Investition in die Schnellladeinfrastruktur

Für den Aufbau der gewerblichen Schnellladeinfrastruktur werden 150 Millionen Euro investiert. Diese Investition unterstützt Unternehmen bei der Anschaffung und Installation von Schnellladepunkten für ihre Elektrofahrzeuge.

Zielgruppen der Förderinitiative

Die Zielgruppen der Offensive sind vielfältig. Dazu gehören die Transport- und Logistikbranche, Handwerks- und Gewerbebetriebe, Flottenanwender wie Mietwagen- und Carsharing-Anbieter sowie Pflegedienste.

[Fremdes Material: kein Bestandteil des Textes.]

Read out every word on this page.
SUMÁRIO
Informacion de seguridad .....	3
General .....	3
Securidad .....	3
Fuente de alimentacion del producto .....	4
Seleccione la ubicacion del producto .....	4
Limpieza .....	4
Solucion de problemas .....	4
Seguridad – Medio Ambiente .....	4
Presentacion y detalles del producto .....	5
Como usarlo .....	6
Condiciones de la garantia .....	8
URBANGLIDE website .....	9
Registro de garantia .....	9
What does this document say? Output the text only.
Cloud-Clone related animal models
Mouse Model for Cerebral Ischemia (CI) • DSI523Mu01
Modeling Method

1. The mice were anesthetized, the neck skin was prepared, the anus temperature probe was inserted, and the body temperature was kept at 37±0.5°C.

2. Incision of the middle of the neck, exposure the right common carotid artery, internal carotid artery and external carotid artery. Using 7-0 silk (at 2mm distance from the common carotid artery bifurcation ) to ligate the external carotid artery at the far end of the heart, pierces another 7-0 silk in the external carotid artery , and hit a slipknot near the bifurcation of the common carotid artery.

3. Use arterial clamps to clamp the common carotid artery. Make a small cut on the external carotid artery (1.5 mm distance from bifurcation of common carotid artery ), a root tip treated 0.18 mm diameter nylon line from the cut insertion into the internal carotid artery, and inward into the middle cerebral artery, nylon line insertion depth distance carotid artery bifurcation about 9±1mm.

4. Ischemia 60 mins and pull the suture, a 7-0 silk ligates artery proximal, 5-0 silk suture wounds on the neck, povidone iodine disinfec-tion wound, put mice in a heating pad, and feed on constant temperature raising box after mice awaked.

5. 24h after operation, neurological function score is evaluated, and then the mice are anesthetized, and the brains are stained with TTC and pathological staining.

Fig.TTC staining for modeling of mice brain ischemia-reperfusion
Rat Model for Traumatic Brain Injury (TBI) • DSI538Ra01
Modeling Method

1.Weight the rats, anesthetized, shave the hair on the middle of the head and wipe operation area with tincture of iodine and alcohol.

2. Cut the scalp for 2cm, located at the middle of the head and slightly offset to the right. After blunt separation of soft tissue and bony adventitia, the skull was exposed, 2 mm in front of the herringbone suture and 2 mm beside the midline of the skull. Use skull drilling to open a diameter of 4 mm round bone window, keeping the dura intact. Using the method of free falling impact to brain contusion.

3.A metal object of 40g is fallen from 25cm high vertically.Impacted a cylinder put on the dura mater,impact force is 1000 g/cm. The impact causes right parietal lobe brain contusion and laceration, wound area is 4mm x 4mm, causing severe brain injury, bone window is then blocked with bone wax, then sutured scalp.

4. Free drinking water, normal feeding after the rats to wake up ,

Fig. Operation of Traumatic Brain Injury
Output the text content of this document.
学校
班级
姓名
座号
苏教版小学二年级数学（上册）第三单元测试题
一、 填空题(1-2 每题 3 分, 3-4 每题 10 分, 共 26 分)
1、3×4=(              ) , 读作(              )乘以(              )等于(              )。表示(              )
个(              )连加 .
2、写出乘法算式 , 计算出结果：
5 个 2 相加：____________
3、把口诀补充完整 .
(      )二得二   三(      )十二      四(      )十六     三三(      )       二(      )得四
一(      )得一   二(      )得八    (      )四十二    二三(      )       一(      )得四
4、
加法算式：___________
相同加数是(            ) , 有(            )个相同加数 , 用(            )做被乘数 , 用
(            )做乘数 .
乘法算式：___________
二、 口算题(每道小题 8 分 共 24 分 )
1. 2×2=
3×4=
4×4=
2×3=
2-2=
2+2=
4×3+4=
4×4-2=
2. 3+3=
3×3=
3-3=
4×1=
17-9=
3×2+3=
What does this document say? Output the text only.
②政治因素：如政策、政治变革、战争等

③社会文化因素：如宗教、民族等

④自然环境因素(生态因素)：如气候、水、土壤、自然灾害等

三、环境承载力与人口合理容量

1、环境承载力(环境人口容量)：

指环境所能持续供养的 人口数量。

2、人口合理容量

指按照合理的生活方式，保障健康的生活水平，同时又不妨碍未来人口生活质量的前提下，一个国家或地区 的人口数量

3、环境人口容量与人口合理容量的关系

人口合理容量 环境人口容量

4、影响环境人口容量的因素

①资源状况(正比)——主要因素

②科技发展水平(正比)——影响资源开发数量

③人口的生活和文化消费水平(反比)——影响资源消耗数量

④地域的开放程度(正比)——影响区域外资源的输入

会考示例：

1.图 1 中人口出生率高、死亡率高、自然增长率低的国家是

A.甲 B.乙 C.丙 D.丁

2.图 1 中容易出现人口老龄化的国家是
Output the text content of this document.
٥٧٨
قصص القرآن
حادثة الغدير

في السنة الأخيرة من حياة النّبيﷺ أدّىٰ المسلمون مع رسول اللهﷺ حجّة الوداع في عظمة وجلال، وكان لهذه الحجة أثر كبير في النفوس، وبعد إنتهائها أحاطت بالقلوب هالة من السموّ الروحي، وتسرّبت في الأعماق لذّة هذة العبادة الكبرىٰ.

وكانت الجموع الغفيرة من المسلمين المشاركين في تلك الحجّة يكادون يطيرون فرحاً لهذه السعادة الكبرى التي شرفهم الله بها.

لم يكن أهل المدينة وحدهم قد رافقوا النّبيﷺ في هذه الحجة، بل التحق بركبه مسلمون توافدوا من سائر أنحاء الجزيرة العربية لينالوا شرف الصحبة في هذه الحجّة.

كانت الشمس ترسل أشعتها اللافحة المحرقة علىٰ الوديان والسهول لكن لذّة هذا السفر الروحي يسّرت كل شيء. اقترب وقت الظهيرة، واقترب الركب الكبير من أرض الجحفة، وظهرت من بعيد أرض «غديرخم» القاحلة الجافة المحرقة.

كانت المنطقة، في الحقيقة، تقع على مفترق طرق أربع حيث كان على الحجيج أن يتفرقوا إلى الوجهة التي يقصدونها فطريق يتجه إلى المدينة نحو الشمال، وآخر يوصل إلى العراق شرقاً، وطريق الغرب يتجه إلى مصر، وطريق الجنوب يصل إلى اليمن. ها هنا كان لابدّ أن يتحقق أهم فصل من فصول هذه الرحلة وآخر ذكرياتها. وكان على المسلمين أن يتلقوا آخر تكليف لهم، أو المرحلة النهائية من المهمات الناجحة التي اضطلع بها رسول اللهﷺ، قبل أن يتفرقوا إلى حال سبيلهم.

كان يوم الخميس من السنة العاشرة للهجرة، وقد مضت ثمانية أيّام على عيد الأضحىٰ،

Diese Branchen sollen durch den Ausbau der Ladeinfrastruktur entlastet und zur Nutzung von Elektrofahrzeugen motiviert werden.

Unterstützung für E-Pkw und E-Lkw

Die Förderung umfasst nicht nur Ladepunkte für E-Pkw, sondern auch für E-Lkw. Diese Unterstützung ist unabhängig von einer möglichen Fahrzeugförderung und zielt darauf ab, eine umfassende Ladeinfrastruktur für alle gewerblichen Elektrofahrzeuge zu schaffen.

Vereinbarung mit der „Kommission Straßengüterverkehr“

Im Rahmen der Offensive wurde eine Vereinbarung mit der „Kommission Straßengüterverkehr“ getroffen. Diese soll zur Entlastung der Branche beitragen und die Umsetzung der Fördermaßnahmen unterstützen.

Start des neuen Förderaufrufs

Der neue Förderaufruf für unternehmenseigene Schnellladeinfrastruktur startet am 3. Juni. Unternehmen der gewerblichen Wirtschaft sowie Unternehmen mit öffentlicher Beteiligung sind antragsberechtigt und können Fördermittel beantragen.

Förderfähige Ausgaben und Quoten

Förderfähig sind Investitionsausgaben für Schnellladeinfrastruktur, technische Ausrüstung, Netzanschluss und Installation elektrischer Leitungen. Kleine und mittlere Unternehmen können bis zu 40% der Kosten gefördert bekommen, während Großunternehmen eine Förderquote von bis zu 20% erhalten. Der Höchstbetrag der Förderung hängt von der Leistung eines Ladepunktes ab.

Ziel: Nachhaltige Mobilität und Klimaschutz

Diese Offensive für schnelles Laden gewerblich genutzter E-Pkw und E-Lkw ist ein bedeutender Schritt in Richtung nachhaltiger Mobilität und Klimaschutz. Durch die finanzielle Unterstützung wird der Umstieg auf Elektrofahrzeuge attraktiver und die Ladeinfrastruktur ausgebaut, um den Anforderungen der gewerblichen Nutzer gerecht zu werden.